Segunda, 5.
Com os meus sobrinhos cá, os dias decorrem entre ligeireza e tempos dedicados à leitura. Com espaço suficiente para que cada um se entregue aos seus prazeres, ontem, por exemplo, a Gi e eu dedicámos duas horas à leitura; ela estendida lá fora à sombra na espreguiçadeira, eu no salão. As suas escolhas não me interessam por ai além, e as minhas, diz ela, são demasiado complicadas. Dito isto, sábado, juntou-se a nós para o almoço a tia Júlia. A refeição foi servida na cozinha com toda a informalidade possível e debaixo do ar frio vindo do aparelho no toutiço da parede central. Foram umas três horas à mesa a rir, a contar histórias, a falar de tudo e nada. Lembrei-me muito do Manel Cargaleiro o quanto ele adorava ficar ali a tarde inteira porque a barafunda do interior atraía a sua sensibilidade e divertia-o. A mesa antiga, feita de uma máquina de costura Singer, comprada num antiquário em Portimão, onde habitualmente se sentam duas pessoas, couberam quatro amantes da comida simples, da boa conversa e do prazer de viajar pelo tempo ido, regressado na forma da saudade e da memória eterna ao momento presente.
- Fora desta vida básica, límpida e serena ficam os grandes transtornos do mundo. Por esse planeta fora, uma nova maneira de encarar o desastre e dar sentido ao desânimo e descrença: atacar os infelizes que fogem da morte prematura. No antes civilizado mundo britânico, descem às ruas e avançam sobre os migrantes ondas de energúmenos que destroem casas, matam, ferem o infeliz que teve a triste ideia de pedir auxílio ao país de sua Majestade, o Rei, gritando “somos ingleses”. Depois, segue-se a catalogação habitual: criminosos de extrema-direita. Ao todo 147 detidos pela polícia na noite de sábado para domingo. De certeza, quase todos alcoolizados como era frequente nos fins-de-semana que eu passei em Londres e vi com os meus próprios olhos a paupérie de um povo dito civilizado.

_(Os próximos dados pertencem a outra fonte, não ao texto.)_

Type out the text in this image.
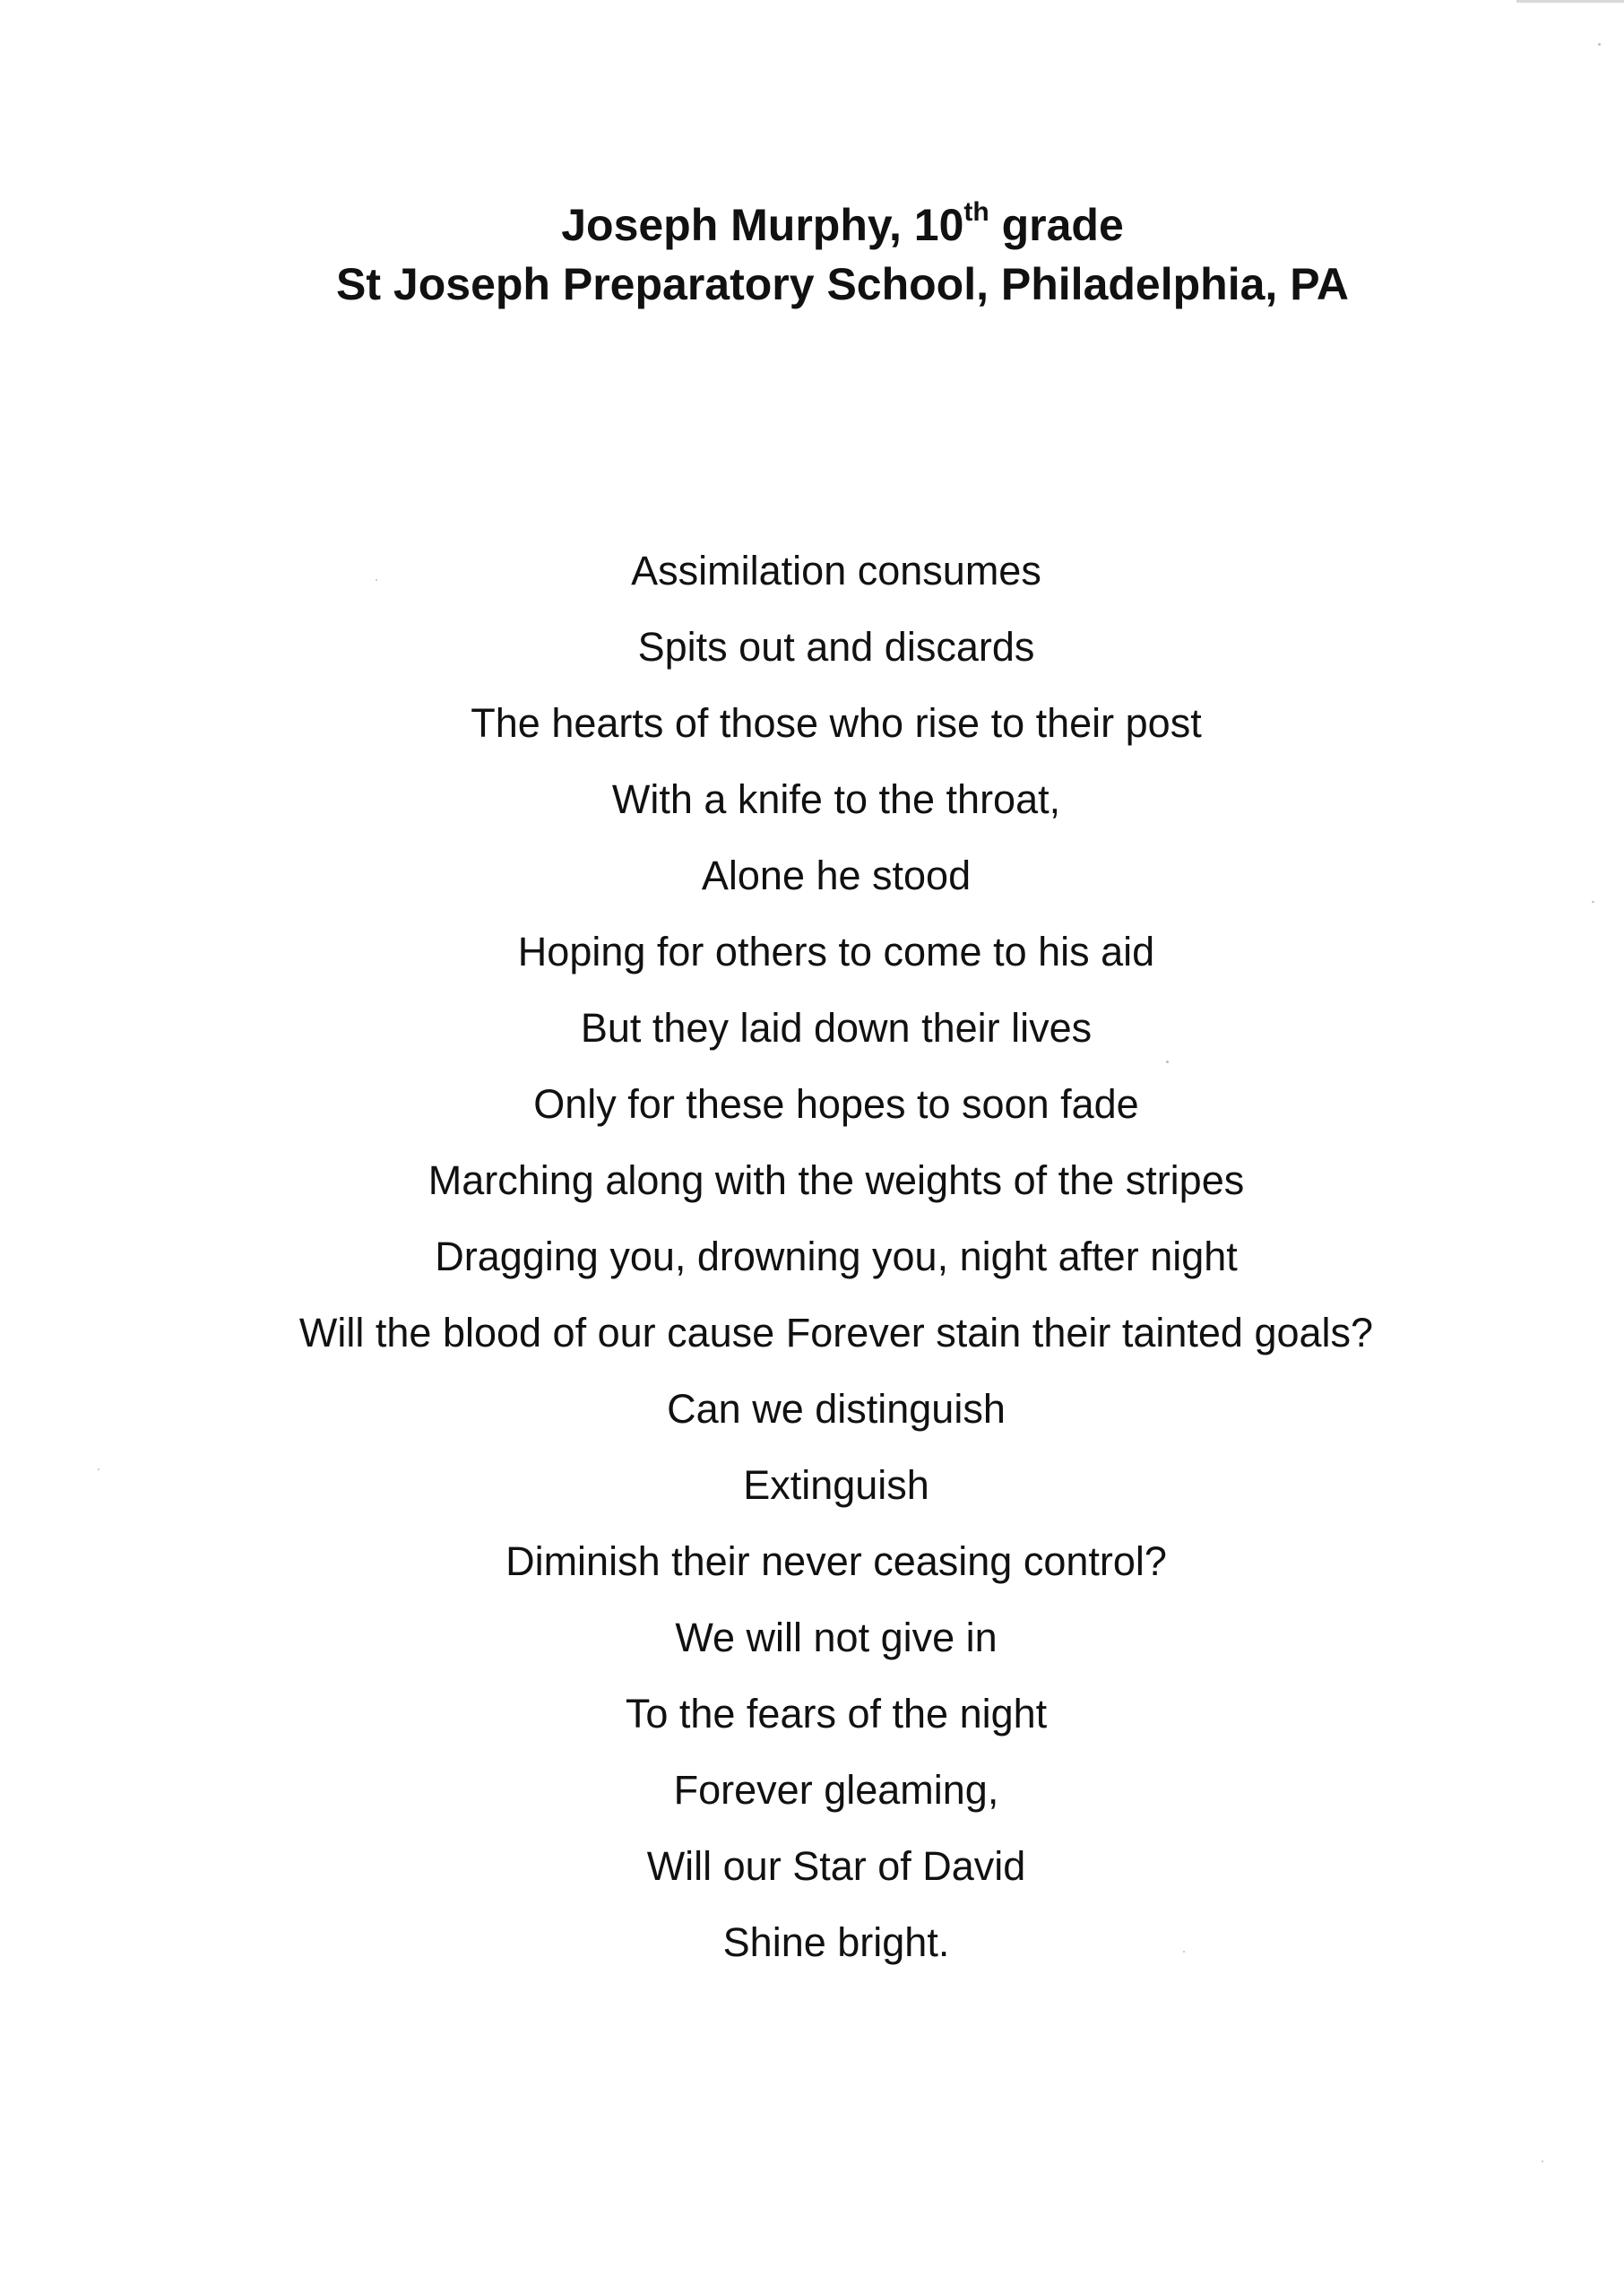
Joseph Murphy, 10th grade
St Joseph Preparatory School, Philadelphia, PA
Assimilation consumes
Spits out and discards
The hearts of those who rise to their post
With a knife to the throat,
Alone he stood
Hoping for others to come to his aid
But they laid down their lives
Only for these hopes to soon fade
Marching along with the weights of the stripes
Dragging you, drowning you, night after night
Will the blood of our cause Forever stain their tainted goals?
Can we distinguish
Extinguish
Diminish their never ceasing control?
We will not give in
To the fears of the night
Forever gleaming,
Will our Star of David
Shine bright.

- Desisti de ir a Badajoz com a minha trupe. A piscina que fique para o ano, porque o Skoda perdeu os reflexos do frio, a porta da mala não abre e ameaçam-nos para os próximos dias 40 graus de temperatura. Não tem importância. Não nos apeguemos a nada que nos delicie, nos prenda, nos dê prazer. A verdadeira filosofia nasce do desprendimento, do rumor solto, do vento que passa e passando tudo varre, do silêncio que nos extasia, do sentimento de sermos o centro do mundo na insignificância do que somos.